The dive agency experts are thrown an unusual topic – neither on training nor equipment, but what advice can they offer on what to do if you meet someone on social media, arrange a dive – and then don’t like the way they dive or behave?
John Kendall, Global Underwater Explorers: “One of the big strengths of GUE’s training and its system is that divers who have taken it anywhere in the world have been taught by the diving trainer exactly the same procedures and processes. That means that, as a GUE-trained diver, you can meet up with any other GUE-trained divers and know how they dive.
“Unfortunately, this doesn't preclude that diver being a bit of a prat. I have had some awesome dives over the years with GUE divers who didn’t even speak the same language as me because, once under water, we could communicate easily.
“It is rare, but occasionally I dive with a diver who isn’t behaving as I think they should. Often this comes down to a lack of awareness, either of me as their buddy, or of their environment.
“While it is tempting to simply walk away at the end of a dive, chalk it up to experience, and start coming up with excuses as to why you can’t dive with that person again, a more-productive (if harder) route is to simply talk about the issues.
“Often you will find that the diver has never had any feedback about their behaviour. One route of softening the talk is to suggest a post-dive debrief from the diving trainer, and then start by asking ‘Is there anything I could have done better?’.
“That way you open the door to honest feedback, but do be prepared to be given feedback, and to take it constructively. By building this debrief into every dive you do, it will become much less awkward when you need to do it with a buddy who has issues. You will also become a better diver.
“The other thing you can do as part of the debrief is to offer to spend the next dive helping the diver improve. Now, if at this point the diver just tells you to get stuffed, then I would consider my job to be done, and I would simply tell the diver that I wouldn’t be undergoing diving training with them again. Sometimes just being straight is the only option.”
Garry Dallas from RAID: “Meeting and taking diving training with someone for the first time is just one part of scuba diving’s social aspect and part of human nature – that’s why we love it!
“Sure, you might meet someone who doesn’t necessarily follow the same principles and protocols as you do, but that doesn’t mean they are unsafe – unless they are!
“In that instance, you have three options:
- Gently let them know that you won’t be diving with them again, and end the comradeship.
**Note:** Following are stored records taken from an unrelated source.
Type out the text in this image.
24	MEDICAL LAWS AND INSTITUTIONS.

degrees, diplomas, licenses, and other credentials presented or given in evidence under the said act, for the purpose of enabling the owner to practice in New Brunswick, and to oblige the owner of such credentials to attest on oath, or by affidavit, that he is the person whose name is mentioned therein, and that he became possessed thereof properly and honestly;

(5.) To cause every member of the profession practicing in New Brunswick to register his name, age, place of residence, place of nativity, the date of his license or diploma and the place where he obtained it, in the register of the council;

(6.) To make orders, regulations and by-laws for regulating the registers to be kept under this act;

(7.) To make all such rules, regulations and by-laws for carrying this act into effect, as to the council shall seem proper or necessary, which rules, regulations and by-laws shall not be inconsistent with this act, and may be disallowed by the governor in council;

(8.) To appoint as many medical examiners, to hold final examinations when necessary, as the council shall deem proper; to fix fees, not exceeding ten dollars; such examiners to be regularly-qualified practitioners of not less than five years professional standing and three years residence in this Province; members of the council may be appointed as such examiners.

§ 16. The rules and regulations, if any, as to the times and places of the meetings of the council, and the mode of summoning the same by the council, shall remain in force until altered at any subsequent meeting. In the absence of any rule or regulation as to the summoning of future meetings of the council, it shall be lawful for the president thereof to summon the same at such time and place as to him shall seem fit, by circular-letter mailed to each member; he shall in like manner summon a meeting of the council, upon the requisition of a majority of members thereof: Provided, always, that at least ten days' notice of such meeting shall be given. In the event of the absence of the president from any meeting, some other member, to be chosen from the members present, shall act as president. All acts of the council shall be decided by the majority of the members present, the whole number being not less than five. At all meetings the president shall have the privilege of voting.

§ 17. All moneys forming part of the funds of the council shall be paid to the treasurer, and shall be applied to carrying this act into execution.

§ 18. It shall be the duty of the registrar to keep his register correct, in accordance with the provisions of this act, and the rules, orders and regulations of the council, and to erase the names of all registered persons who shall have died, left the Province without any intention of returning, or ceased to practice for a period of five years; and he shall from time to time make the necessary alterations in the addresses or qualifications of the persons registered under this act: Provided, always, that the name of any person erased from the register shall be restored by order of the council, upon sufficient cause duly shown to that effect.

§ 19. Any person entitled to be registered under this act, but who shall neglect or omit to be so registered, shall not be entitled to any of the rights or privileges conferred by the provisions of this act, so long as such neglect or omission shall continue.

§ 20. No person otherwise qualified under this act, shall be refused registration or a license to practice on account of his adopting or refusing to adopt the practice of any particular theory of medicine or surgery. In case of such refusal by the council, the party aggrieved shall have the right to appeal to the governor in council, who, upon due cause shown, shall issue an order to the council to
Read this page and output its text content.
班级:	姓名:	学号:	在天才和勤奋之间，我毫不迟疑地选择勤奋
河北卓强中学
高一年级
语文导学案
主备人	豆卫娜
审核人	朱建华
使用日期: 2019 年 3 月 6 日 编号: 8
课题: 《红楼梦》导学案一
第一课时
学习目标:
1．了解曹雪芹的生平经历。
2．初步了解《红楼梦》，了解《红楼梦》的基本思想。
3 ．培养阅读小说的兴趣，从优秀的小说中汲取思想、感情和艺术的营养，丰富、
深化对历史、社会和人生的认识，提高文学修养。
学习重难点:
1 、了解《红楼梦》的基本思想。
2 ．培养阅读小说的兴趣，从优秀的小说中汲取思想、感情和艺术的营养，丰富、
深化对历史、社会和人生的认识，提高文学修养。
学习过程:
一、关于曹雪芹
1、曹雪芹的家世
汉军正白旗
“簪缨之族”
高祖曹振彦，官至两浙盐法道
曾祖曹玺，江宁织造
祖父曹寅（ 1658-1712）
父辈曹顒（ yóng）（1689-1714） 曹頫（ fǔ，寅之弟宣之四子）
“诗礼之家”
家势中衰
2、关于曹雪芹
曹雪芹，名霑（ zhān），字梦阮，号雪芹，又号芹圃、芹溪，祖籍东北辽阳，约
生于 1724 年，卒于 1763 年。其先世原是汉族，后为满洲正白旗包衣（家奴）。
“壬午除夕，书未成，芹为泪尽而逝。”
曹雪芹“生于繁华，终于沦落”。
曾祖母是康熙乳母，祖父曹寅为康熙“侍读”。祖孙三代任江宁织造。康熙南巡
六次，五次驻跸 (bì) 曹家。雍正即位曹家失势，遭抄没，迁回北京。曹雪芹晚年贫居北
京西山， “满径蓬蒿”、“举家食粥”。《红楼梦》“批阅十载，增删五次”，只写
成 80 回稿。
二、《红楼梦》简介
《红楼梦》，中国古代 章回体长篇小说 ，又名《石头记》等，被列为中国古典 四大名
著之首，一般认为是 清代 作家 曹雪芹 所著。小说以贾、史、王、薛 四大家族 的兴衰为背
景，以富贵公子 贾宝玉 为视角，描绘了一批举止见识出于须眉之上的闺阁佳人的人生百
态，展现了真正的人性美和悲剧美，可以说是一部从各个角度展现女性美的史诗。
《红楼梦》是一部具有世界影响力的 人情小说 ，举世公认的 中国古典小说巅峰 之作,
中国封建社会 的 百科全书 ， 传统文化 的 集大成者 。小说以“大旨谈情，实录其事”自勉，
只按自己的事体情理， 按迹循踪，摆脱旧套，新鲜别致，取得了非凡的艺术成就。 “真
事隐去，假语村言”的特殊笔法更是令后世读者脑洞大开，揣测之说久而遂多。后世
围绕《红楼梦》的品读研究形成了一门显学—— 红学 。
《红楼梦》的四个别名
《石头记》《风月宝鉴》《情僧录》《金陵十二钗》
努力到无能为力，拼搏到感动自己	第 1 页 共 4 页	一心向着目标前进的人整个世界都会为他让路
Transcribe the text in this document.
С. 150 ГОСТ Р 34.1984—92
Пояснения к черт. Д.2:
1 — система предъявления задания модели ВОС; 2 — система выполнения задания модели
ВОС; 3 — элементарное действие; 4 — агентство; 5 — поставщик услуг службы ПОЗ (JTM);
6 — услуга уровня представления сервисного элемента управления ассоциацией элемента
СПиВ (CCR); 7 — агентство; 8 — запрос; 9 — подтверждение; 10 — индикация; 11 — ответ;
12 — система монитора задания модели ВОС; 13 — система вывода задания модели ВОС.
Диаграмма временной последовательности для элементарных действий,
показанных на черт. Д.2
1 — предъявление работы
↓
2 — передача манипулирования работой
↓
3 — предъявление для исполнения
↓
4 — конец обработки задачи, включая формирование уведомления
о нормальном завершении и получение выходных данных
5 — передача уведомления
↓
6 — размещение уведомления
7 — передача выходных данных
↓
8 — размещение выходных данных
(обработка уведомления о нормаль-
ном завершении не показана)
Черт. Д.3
- Give them a piece of your mind and end the comradeship.
“These two options don’t really help anyone much, and could potentially result in either party not diving again for fear of repercussions. Or:
- Have a good, constructive debrief about the positives of the dive and discuss where either party could benefit from improving their own or the team’s disciplines, planning, logistics, organising, signalling, gas-management, protocols, trim, buoyancy and awareness.
“The result of the third option, most likely, will improve the team’s safety throughout their future dives and make diving more fun for everyone.
“Not everyone was born to be a diver. Neither were we born to drive cars or motorbikes but, with help, tuition, empathy and diving practice while being approachable and considerate, we can do both easily.
“We would all like to be, and can be, the best diver we can be, through good diving practice within the restraint of our commitments. Never put yourself on a pedestal. There is always someone better than you, and someone worse. Putting yourself in this mindset and diving to the level of your less-experienced buddy is humbling, compassionate and very appreciative of the buddy.
“This conduct is good role model behaviour, inspirational and an ambassador for good diving practices. If you have these qualities, RAID UK & Malta would love to hear from you!”
IANTD’s Tim Clements: “Online and social media offers us all so many more chances to meet divers than before. This can be great for finding like-minded individuals, or just occasionally we find someone who doesn’t fit our ethos or idea of safe diving.
“The rules here are very much like those of online dating – no one runs out of gas on the forums (shame sometimes), but when you dive with someone the first time, it needs to be in a ‘safe place’.
“It would be pretty irresponsible to hop in for a cert-busting dive with a buddy you don’t know. If they’re going to be a good buddy, then they will respect a relaxed ‘checkout’ dive and some small talk.
“As instructors, this is something we need to be aware of too – we are always meeting new students and, in some cases, these unknowns can present a risk to us as educators. But we can also work thorough any issues, and the sense of achievement when any student develops new skills makes overcoming their particular issues, especially safety-related ones, worthwhile.“
“Plenty of phone chats first, some talk about what they want from a course, and their experience all form a better bond and set some foundations for realistic, constructive progress.
“Quite often a student with initially unsafe or ill-informed attitudes can progress much further than they thought with the right bespoke training. So get to know your buddies, from either the club or online, start easy and work up to the lifetime diving relationship. Bless.”